= Pero Ferrús =

Castilian poet

Pero Ferrús (also written as Pedro Ferrús, Pero Ferruz, Pero Ferrus) (fl. 1380) was a Castilian poet. He lived in Alcalá de Henares.

Ferrús was a Marrano, having converted to Christianity from Judaism. The reasons for conversion by Marranos were various, but it did offer opportunities for advancement within the Christian world. Like several Marrano writers (such as Juan de Valladolid), Ferrús simulated the Christian faith while mocking his former co-religionists in his poetry. In Cantiga 302, he describes himself as being exhausted, seeking rest in a synagogue. Unfortunately, this sleep is disturbed by "Jews with long beards and slovenly garments come thither for early morning prayer." Ferrús himself wrote a poem through which the Jewish community in Alcalá could respond to his jests. In Cantiga 303, they consider his poetry as proceeding from a lengua juglara ("buffoon tongue").

Ferrús wrote his poetry in the Provençal style, during a time in which this style was exceedingly popular at the Castilian court. His poetry celebrates the reign and accomplishments of Henry II of Castile. Ferrús makes an early reference to chivalric romances when he compares, for example, his love for his lady with the riches owned by Rrey Lysuarte (King Lisuarte). He is thus known to have read the popular romance Amadis of Gaul.

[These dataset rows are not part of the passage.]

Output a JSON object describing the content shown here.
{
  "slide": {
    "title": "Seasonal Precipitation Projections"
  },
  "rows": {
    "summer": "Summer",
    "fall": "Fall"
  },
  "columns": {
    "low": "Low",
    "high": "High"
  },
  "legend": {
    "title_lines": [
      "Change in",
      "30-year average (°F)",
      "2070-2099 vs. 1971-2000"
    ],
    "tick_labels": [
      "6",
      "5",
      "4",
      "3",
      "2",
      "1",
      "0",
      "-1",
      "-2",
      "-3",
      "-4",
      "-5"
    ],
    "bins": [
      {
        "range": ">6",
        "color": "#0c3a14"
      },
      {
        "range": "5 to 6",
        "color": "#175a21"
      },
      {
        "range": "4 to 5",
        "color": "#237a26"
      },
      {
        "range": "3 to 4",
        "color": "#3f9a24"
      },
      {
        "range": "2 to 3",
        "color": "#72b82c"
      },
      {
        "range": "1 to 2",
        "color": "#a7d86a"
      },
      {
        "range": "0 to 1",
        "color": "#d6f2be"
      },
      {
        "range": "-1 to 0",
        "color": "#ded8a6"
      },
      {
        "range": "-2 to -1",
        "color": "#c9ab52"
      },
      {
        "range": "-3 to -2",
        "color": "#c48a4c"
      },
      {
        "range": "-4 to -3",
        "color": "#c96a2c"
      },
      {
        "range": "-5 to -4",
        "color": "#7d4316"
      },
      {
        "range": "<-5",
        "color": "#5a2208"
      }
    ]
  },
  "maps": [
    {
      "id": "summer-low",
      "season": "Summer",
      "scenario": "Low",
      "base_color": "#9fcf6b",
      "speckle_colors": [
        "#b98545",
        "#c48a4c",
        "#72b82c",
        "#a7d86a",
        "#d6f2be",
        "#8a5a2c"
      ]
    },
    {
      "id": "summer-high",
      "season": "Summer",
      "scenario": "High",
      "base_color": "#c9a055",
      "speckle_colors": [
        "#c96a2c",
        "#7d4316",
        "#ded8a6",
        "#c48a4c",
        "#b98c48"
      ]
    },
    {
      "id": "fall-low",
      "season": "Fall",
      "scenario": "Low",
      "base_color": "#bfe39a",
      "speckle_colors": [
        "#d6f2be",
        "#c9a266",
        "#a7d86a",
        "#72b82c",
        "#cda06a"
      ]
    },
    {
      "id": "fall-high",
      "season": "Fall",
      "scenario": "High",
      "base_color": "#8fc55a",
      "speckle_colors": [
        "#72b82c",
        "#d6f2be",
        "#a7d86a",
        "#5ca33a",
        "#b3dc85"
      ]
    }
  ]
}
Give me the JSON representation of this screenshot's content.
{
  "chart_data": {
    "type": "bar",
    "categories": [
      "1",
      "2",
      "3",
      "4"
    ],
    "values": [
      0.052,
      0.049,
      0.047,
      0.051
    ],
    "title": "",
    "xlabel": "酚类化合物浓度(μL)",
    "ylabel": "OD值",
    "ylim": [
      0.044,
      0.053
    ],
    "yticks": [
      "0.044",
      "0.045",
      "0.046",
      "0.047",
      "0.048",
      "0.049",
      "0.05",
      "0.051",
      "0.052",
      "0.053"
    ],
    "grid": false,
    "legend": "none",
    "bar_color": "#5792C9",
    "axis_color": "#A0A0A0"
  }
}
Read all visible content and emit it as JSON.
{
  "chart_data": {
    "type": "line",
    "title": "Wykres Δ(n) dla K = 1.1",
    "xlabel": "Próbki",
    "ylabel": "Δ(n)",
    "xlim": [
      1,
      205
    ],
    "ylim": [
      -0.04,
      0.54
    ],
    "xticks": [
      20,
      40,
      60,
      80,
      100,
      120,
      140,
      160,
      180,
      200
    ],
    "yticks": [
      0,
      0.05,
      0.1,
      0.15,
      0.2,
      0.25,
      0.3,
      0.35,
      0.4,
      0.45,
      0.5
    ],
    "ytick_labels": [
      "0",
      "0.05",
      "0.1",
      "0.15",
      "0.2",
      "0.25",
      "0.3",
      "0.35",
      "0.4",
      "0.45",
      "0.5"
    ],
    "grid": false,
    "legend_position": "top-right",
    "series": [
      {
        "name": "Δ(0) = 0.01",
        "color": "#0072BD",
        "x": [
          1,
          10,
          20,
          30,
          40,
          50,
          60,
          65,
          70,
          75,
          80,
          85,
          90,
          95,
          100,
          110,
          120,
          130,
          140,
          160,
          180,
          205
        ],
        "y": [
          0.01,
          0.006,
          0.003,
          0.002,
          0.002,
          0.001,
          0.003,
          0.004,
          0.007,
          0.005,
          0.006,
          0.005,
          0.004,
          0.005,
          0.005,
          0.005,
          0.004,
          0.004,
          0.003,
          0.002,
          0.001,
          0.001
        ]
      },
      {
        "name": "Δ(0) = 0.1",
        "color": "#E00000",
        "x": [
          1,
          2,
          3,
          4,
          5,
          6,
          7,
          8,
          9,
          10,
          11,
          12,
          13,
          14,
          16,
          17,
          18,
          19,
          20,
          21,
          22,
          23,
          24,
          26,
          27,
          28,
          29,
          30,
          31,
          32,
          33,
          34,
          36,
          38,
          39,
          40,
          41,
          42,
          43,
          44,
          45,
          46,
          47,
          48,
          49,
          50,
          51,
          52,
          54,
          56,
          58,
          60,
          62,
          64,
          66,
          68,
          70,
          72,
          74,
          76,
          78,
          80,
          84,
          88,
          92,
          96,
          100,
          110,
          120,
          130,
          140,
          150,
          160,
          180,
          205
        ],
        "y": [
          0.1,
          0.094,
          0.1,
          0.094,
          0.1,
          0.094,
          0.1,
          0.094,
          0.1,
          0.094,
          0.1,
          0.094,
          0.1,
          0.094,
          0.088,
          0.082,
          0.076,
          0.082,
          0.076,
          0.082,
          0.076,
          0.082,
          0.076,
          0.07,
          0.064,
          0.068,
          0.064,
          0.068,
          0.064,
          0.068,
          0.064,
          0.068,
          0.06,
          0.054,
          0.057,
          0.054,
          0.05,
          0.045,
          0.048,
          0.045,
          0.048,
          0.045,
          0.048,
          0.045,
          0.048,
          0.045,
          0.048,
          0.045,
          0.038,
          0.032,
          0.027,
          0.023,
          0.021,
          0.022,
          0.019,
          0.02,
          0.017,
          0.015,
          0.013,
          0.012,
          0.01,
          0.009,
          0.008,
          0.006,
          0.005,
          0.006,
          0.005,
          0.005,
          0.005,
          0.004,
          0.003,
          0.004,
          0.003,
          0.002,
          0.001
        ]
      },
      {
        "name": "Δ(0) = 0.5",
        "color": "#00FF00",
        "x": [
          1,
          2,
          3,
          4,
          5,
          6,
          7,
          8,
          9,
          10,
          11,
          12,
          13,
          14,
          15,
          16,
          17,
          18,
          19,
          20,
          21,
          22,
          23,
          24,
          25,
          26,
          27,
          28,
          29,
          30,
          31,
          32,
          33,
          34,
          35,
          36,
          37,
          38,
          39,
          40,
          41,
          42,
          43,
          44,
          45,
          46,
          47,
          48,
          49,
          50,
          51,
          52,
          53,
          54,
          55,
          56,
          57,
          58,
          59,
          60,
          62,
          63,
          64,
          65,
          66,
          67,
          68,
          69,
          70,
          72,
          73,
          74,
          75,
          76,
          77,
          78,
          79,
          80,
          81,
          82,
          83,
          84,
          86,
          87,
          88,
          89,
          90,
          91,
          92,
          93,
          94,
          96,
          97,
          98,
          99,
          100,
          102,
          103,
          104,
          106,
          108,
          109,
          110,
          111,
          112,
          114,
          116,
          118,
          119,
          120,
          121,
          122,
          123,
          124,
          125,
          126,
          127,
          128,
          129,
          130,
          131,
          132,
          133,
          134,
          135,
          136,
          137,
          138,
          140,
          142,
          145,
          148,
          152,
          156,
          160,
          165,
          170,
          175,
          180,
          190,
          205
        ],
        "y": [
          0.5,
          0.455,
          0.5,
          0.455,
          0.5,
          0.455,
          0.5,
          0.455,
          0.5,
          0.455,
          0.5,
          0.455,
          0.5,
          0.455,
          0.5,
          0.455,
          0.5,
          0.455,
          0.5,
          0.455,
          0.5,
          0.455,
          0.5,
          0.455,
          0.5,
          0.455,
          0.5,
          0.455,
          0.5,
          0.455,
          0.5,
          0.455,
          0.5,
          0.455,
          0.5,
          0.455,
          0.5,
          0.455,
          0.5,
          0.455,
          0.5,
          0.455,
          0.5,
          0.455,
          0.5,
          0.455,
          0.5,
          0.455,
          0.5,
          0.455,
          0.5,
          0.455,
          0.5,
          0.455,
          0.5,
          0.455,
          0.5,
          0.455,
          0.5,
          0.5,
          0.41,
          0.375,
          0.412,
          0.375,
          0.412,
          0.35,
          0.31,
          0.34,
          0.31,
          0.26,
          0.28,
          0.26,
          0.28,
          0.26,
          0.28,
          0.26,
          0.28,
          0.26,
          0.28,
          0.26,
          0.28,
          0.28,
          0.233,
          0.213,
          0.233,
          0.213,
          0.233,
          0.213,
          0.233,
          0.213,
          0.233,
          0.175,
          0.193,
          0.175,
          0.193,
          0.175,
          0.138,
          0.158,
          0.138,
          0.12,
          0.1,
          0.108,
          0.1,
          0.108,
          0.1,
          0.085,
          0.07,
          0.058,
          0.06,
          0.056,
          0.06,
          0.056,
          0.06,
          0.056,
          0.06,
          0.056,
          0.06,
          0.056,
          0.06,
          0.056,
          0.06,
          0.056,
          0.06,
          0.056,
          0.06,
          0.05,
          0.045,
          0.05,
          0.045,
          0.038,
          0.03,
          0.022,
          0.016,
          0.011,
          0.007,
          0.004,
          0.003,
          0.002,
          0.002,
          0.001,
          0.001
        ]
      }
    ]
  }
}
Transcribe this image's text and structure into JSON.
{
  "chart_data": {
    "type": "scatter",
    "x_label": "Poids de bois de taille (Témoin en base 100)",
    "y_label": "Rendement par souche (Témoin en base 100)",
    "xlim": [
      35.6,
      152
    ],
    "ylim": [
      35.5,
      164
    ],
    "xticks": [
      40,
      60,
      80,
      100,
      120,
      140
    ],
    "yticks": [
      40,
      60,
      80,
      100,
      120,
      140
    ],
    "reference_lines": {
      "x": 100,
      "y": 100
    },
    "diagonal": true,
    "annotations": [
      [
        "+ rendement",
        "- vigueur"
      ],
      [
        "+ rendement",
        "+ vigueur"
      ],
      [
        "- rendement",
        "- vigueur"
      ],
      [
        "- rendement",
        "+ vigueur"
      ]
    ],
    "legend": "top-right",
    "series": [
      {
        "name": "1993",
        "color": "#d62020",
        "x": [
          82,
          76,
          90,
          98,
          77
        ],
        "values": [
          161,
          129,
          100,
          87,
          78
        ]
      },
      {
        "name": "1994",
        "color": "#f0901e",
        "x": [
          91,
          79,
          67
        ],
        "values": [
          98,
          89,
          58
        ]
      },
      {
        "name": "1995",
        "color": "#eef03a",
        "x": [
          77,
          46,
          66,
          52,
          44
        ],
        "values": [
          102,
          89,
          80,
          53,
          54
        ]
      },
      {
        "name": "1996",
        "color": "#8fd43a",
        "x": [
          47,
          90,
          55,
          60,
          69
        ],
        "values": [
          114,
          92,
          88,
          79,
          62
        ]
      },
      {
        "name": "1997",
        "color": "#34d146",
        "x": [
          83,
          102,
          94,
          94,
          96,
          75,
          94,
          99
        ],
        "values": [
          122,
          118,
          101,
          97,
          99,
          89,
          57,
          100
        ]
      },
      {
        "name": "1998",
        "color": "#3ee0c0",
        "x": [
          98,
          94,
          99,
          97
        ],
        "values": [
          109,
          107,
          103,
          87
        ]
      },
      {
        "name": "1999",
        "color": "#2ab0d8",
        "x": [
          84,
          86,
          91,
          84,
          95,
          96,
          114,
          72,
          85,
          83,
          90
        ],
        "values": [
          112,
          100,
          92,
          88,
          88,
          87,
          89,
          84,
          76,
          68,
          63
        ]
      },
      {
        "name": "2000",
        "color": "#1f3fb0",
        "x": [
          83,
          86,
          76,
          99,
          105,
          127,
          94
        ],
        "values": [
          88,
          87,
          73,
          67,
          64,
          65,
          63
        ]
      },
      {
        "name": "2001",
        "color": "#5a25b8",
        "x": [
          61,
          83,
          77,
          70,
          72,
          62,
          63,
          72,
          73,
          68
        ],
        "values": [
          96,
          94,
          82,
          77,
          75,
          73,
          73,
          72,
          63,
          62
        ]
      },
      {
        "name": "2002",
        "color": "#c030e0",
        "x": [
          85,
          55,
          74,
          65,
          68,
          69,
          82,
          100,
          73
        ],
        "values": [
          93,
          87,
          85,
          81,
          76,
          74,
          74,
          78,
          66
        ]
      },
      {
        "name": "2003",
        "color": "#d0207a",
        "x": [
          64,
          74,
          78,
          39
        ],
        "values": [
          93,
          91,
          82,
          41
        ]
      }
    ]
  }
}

His contemporary Pero López de Ayala is also known to have read this romance.

==Compositions==
His poetic compositions appear in the Cancionero de Baena (301-305).

301.	Untitled (in the style of Provençal and Galician poetry).

302.	Cantiga de Pero Ferruz para los rabíes ("Pero Ferruz's cantiga for the rabbis"). (This poem is thought to have been written prior to the anti-Semitic riots of 1388-1391, due to the tongue-in-cheek humor present in the poet's complaints about his former co-religionists and in the rabbis' response, which would have been impossible towards the end of the century).

303.	Respuesta de los rabíes a Perro Ferruz ("The rabbis' response to Perro Ferruz"). (Most likely written by Ferrús himself).

304.	Dezir de Pero Ferruz al Rey don Enrique (1379; written in the year of Henry's death). "Dezir" can be translated as a piece of friendly advice.

305.	Dezir de Pero Ferruz a Pero López de Ayala (between 1379 and 1390; this cantiga combines the theme of the good life in Castile with a series of loores, or lyric paeans, to a series of Greek, Roman, Biblical, chivalric, and Arab heroes. These include Geryon, Cacus, Scipio Africanus, Joshua, King David, Arthur, Galahad, Roland, Amadis de Gaula, Saladin, Bernardo del Carpio, El Cid, and Ferdinand III of Castile. The list culminates with a mention of Henry II of Castile).

==Sources==
- Brian Dutton, Joaquín González Cuenca (editors), Cancionero de Juan Alfonso de Baena (Madrid: Visor Libros, 1993), 534-544.
- Enciclopedia Universal Sopena, Tomo Cuarto (Barcelona: Editorial Ramon Sopena, S.A., 1963), 3545.